Ao entrar em contato com o luxo, o ser humano o assimila a uma realidade imutável, esquecendo-se do verdadeiro conceito de realidade. Chan-wook desconstrói a esperada tensão (estamos falando de assassinatos) com uma encenação cômica. É uma verdadeira aula de como subverter expectativas a partir da exploração absoluta da mise en scène. Na primeira tentativa de Man-soo, na qual ele se prepara para jogar um jarro na cabeça de um concorrente, o cineasta utiliza um contra-plongée. A minha reação instintiva foi de estranhamento. A câmera não “deveria” estar posicionada ali. Foi aí que o clique veio: a câmera está no lugar perfeito para provocar uma reação diferente da habitual. Chan-wook propõe um caos cômico sofisticado, que jamais escorre de suas mãos. As escolhas musicais, os zooms, a coreografia de uma luta específica, os elementos “surpresa” nos enquadramentos… tudo é costurado para desarmar o espectador e provocar risadas genuínas. 

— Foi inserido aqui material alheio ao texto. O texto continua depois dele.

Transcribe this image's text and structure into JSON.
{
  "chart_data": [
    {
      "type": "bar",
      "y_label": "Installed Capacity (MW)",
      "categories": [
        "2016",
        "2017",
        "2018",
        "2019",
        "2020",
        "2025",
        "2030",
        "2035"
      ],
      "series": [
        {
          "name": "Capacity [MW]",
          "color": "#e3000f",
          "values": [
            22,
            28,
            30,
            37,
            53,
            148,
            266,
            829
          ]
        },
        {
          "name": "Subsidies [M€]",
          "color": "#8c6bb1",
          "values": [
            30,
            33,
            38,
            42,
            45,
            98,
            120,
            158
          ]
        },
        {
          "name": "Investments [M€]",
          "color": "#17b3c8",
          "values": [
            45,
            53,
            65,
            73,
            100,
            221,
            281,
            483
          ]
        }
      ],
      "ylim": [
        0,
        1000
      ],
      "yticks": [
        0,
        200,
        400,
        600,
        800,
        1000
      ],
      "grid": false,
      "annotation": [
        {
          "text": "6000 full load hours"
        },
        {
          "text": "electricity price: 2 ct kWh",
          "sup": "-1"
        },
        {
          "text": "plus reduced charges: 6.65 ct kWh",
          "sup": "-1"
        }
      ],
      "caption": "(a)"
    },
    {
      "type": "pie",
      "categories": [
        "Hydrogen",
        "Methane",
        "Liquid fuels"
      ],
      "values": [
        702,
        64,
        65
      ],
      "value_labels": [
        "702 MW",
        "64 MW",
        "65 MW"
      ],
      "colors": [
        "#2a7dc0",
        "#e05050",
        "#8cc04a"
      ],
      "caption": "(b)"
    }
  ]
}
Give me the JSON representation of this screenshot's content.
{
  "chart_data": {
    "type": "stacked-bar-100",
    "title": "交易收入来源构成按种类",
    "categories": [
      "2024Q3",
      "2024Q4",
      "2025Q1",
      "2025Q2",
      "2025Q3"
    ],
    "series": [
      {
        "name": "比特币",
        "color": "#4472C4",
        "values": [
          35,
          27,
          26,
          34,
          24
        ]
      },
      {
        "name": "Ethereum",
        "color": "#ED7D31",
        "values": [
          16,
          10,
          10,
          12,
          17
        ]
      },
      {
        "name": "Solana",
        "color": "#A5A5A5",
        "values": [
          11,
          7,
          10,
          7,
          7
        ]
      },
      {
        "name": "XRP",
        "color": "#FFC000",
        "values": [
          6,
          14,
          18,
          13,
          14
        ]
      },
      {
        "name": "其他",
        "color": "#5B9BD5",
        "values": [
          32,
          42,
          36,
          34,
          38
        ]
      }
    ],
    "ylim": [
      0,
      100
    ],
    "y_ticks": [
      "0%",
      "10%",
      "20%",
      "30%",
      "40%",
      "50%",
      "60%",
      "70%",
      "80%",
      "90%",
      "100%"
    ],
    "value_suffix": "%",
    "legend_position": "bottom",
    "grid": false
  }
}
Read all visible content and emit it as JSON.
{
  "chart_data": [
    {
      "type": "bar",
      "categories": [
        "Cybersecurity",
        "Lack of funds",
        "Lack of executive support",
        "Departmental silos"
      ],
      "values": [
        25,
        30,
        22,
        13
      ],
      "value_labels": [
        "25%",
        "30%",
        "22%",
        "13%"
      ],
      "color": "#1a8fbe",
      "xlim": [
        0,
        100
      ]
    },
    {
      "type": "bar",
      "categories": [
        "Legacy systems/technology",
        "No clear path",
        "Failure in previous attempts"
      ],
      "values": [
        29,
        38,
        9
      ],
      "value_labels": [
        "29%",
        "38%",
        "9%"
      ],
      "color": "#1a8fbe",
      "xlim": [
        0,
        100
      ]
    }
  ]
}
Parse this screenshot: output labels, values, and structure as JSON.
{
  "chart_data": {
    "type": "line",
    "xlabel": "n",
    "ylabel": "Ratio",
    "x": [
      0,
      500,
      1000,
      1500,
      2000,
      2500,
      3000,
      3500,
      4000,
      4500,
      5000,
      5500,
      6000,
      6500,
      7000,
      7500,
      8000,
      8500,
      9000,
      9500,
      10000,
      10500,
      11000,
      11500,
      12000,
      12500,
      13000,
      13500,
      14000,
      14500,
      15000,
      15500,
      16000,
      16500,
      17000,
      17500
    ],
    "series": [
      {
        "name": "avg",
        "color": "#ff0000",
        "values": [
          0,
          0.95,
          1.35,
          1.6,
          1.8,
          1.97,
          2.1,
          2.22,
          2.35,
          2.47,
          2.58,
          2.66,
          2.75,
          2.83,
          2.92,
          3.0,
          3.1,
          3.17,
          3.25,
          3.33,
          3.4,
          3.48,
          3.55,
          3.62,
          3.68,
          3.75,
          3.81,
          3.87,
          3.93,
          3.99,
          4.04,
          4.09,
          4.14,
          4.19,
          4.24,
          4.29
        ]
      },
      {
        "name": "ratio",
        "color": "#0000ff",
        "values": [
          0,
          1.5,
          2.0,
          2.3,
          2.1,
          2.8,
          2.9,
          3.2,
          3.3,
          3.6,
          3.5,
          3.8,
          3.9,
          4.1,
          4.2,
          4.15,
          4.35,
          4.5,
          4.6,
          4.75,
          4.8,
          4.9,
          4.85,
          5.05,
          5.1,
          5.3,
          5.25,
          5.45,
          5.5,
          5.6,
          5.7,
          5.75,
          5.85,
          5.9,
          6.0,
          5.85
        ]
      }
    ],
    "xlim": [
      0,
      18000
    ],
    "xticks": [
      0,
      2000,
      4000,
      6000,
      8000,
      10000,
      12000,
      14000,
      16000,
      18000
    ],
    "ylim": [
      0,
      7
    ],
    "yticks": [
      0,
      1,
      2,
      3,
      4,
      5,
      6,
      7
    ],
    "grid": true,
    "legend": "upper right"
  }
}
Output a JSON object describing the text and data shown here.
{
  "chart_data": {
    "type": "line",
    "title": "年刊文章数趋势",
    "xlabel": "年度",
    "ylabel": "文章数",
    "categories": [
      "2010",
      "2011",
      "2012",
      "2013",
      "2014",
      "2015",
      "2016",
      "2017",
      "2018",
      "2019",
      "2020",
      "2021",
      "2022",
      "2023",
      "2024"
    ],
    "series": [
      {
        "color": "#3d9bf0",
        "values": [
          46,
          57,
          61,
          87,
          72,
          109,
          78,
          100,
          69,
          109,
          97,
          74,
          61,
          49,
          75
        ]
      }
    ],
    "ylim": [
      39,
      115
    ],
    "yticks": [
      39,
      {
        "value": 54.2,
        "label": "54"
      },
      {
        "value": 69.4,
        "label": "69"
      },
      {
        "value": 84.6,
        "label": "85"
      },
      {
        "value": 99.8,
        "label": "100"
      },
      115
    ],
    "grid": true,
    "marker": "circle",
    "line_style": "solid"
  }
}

Os tons majoritariamente quentes e os espaços dominados pela natureza colorida vão na contramão do que seria um thriller. As fusões e sobreposições de imagens são de uma elegância ímpar e a montagem também se mostra importante na construção de humor, como, por exemplo, quando vamos de um flashback romântico de um casal coadjuvante para o “nada romântico” presente, em que vemos um plano-detalhe do marido devorando uma coxa de galinha. As ligações em FaceTime são a marca registrada de Man-soo e Mi-ri, sua esposa. Sempre que ela liga, ele está um pouco “ocupado”. Quando Mi-ri finalmente descobre o que o protagonista vem tramando, Chan-wook muda a abordagem da ligação, colocando os dois lado a lado, em direções opostas. Há de se elogiar o paralelo estabelecido pela montagem enquanto os dois cavam diferentes buracos – ela está descobrindo; ele, escondendo. Falando no casal principal, a química entre Lee Byung-hun e Son Ye-jin é um dos principais fatores responsáveis pelo êxito do filme. Os momentos mais “prosaicos” nunca são enfadonhos, graças a essa intensa sinergia. 

O desfecho não poderia ser mais ácido e relevante. A inteligência artificial ganha espaço, acarretando uma massa de demissões. As máquinas também eliminaram a concorrência – sobraram somente os assassinos. Man-soo, antes o assassino trapalhão, assume uma frieza maior, ressaltada pela elaboração de seus novos planos. Assim como o protagonista, no fim, as árvores perdem as folhas e o clima pesa – é a “confirmação” da transformação. 

Repleto de sequências memoráveis, “No Other Choice” é mais uma obra prima na carreira do mestre Park Chan-wook.